What is certainly positive news, however, is that over the past 5 years the company has generated positive free cash flow, which has grown at an average rate of about 19% per year. Operating cash flow has also grown on average by roughly that 19% per year since then. The company has been able to keep its capital expenditures relatively at bay.
Goldman Sachs analyst Gabriela Borges is clear here, and she has full confidence in the company.
We consider Palo Alto to have a portfolio of networking, endpoint and cloud products at various stages of product maturity, each leveraging the expertise of a centralized domain. In user interface/user experience (UIUX), marketing, security intelligence and machine learning. Together with a successful M&A strategy, we expect sustained growth of approximately 20% over the next 5 years with top quartile software KPIs, a path to GAAP profitability this year, and active capital allocation.
A total of 29 analysts have recently looked at the company, and 27 of them are bullish on the company. These analysts have a consensus average target price of $211 per share.
Conclusion
For me personally, I'm not entirely sure the company is a good choice at the current time. For one thing, it is loss-making at the moment, and it has only started to show free cash flow in the last 2 years, and not a particularly large one at that. Certainly if the company somehow stabilizes, and starts bringing in more funds to investors, it will be a very promising investment. In short, there is a risk/reward ratio to consider here.

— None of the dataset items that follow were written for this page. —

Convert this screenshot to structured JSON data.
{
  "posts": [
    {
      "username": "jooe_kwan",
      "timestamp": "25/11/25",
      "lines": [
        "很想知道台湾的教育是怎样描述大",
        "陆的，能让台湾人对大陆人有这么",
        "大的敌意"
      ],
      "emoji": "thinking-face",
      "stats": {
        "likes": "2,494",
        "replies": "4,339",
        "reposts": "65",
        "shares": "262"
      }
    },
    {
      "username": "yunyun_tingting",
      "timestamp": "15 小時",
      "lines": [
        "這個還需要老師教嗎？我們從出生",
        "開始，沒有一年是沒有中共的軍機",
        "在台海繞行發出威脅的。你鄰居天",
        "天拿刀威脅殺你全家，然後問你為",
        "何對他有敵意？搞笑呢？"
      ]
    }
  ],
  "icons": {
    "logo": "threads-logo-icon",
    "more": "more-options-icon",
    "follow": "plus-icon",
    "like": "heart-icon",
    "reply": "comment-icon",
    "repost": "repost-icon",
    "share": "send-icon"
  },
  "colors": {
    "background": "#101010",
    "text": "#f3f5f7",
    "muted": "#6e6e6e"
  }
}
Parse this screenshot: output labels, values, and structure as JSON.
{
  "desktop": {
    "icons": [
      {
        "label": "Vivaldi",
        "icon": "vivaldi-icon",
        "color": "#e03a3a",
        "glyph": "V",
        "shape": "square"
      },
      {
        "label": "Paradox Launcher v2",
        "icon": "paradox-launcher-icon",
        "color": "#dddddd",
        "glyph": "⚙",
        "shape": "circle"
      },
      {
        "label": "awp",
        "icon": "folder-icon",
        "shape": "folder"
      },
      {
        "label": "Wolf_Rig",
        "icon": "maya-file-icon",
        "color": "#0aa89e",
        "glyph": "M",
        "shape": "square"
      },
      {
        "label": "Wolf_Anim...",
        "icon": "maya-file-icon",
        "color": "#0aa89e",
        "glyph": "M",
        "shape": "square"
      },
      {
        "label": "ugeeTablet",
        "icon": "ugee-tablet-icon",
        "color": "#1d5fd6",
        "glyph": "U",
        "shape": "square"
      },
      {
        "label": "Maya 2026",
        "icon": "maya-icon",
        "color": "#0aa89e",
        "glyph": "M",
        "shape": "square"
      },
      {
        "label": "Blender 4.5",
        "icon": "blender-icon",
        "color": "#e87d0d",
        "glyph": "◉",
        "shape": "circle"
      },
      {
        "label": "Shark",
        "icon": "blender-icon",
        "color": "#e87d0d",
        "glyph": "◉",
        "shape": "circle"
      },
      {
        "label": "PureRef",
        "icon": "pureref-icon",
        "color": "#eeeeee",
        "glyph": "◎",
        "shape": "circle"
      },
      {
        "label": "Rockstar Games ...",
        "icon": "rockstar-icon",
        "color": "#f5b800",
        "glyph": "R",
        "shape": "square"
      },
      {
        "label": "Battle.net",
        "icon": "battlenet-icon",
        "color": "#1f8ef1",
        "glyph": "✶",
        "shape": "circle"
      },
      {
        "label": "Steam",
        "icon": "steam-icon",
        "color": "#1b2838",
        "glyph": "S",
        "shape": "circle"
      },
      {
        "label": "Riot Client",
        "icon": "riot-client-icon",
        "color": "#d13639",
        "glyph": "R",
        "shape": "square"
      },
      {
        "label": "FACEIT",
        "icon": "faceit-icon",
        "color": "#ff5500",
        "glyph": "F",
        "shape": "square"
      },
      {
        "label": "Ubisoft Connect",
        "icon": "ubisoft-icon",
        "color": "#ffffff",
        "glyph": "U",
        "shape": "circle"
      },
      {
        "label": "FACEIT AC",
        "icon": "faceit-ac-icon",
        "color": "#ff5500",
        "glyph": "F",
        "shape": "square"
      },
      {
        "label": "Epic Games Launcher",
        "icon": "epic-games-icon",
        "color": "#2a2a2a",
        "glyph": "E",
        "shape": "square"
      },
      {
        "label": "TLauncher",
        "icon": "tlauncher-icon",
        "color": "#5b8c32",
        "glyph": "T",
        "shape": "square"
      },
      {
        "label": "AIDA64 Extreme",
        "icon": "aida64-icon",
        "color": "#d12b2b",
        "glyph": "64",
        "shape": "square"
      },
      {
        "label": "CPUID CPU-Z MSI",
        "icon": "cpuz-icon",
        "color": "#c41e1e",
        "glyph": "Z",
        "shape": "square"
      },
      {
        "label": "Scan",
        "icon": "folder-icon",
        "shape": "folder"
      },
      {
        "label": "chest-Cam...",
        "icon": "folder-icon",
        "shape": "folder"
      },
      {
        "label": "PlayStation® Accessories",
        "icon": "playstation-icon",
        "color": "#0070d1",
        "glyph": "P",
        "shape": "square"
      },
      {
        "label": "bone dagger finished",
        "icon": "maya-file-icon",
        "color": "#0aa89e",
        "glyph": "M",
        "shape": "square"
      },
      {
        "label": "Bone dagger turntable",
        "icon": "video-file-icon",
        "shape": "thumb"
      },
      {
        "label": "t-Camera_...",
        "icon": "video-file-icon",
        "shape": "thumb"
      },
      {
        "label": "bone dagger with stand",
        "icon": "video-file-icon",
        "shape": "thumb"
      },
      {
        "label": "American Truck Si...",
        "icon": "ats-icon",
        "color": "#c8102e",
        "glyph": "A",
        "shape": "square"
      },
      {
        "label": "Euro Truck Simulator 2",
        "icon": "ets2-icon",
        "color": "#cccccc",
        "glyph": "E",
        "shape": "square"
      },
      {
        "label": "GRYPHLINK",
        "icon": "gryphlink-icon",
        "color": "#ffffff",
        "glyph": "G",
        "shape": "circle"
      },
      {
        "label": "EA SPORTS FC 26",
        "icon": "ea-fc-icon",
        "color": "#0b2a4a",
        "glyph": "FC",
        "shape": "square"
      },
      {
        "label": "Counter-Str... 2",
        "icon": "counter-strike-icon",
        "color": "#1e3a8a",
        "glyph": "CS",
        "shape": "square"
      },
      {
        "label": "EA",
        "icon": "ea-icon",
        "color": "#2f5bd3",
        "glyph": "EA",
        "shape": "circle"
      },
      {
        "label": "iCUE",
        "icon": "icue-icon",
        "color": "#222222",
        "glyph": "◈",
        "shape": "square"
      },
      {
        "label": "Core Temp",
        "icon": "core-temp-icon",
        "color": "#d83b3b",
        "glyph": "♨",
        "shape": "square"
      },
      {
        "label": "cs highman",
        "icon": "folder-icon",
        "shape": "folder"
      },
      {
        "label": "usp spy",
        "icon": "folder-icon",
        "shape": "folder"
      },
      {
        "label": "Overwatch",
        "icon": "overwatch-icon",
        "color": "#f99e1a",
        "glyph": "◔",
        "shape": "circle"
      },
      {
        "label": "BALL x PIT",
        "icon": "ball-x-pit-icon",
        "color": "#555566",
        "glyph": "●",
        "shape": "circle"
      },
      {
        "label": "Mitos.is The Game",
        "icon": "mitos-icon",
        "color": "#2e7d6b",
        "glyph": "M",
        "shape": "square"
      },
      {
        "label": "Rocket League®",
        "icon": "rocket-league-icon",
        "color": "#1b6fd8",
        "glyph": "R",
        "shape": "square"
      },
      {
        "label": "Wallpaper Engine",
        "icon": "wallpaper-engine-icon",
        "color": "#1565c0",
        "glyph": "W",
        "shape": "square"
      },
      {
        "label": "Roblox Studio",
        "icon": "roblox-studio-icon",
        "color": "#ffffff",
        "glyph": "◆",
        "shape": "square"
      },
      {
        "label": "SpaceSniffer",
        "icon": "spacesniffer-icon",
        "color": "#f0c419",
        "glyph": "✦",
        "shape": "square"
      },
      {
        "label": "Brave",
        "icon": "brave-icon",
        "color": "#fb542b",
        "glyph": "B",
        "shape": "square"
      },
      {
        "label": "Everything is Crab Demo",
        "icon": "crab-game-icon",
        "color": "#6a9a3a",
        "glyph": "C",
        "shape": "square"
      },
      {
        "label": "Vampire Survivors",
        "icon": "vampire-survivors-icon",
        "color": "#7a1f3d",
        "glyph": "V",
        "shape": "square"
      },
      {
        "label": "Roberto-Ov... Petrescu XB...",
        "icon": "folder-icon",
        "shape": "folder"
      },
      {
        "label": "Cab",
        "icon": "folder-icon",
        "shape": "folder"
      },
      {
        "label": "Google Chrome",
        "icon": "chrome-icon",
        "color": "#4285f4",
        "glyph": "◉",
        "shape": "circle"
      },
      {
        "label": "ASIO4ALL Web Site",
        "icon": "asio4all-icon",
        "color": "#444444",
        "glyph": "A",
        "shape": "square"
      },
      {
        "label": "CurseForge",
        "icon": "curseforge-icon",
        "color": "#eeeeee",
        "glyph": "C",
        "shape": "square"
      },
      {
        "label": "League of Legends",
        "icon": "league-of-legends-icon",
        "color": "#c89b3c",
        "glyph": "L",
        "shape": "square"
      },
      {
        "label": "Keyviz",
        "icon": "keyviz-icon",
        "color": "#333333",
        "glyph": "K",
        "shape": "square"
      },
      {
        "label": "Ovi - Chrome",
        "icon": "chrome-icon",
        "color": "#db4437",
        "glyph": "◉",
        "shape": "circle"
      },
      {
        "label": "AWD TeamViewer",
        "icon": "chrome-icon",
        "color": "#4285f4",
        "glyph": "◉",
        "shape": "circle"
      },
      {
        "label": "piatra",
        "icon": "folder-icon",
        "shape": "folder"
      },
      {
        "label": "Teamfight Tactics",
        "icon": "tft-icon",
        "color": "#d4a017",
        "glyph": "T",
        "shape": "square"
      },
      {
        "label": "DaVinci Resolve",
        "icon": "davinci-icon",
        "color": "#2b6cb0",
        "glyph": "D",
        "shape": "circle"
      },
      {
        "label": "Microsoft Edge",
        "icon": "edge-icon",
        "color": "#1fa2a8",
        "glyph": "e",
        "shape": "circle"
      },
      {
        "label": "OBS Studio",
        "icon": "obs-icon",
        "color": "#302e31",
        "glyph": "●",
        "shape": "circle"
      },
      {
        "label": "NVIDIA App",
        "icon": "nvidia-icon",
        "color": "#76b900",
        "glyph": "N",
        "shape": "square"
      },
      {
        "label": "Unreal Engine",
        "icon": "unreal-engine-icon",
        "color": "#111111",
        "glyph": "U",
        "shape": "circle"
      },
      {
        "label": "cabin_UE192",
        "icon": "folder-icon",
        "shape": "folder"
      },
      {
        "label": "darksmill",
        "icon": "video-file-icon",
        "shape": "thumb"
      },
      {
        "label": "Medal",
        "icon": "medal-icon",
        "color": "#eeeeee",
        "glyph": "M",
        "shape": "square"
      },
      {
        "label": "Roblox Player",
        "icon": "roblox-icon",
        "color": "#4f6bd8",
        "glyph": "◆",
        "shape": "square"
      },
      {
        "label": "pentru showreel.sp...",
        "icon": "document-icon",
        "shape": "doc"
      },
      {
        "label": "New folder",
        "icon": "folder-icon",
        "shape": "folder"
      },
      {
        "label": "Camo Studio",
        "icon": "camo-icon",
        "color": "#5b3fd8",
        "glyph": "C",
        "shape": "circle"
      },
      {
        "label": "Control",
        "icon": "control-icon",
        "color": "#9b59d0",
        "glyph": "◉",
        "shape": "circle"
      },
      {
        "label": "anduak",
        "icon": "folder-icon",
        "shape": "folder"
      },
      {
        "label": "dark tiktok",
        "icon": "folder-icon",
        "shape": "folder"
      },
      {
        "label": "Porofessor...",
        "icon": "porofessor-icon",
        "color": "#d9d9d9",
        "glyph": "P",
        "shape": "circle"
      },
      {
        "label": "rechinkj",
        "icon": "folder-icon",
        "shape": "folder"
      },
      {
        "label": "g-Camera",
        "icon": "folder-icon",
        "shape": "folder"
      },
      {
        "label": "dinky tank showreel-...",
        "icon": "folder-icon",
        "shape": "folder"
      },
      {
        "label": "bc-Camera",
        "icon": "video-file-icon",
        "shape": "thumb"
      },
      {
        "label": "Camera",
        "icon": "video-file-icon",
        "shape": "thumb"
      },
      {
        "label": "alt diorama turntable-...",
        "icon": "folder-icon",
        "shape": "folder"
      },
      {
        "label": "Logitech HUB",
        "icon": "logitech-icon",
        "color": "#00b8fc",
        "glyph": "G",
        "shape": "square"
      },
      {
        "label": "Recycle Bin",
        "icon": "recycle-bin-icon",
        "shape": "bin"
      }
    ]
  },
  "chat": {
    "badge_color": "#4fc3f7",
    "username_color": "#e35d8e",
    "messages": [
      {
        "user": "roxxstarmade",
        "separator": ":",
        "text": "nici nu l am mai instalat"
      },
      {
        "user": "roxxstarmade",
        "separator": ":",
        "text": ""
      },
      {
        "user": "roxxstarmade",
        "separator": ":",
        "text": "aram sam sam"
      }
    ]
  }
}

In the second case, I like the company a little more. It may not be profitable either, but it has been generating growing free cashflow for 5 years, which it can then use further. You could say that there is more indication that the company is already starting to slowly reap its rewards. If I had to pick one of these companies, I would pick Palo Alto Networks at this point. I'll definitely be keeping an eye on this company as I'm interested to see how it continues to evolve.
WARNING: I am not a financial advisor, and this material does not serve as a financial or investment recommendation. The content of this material is purely informational.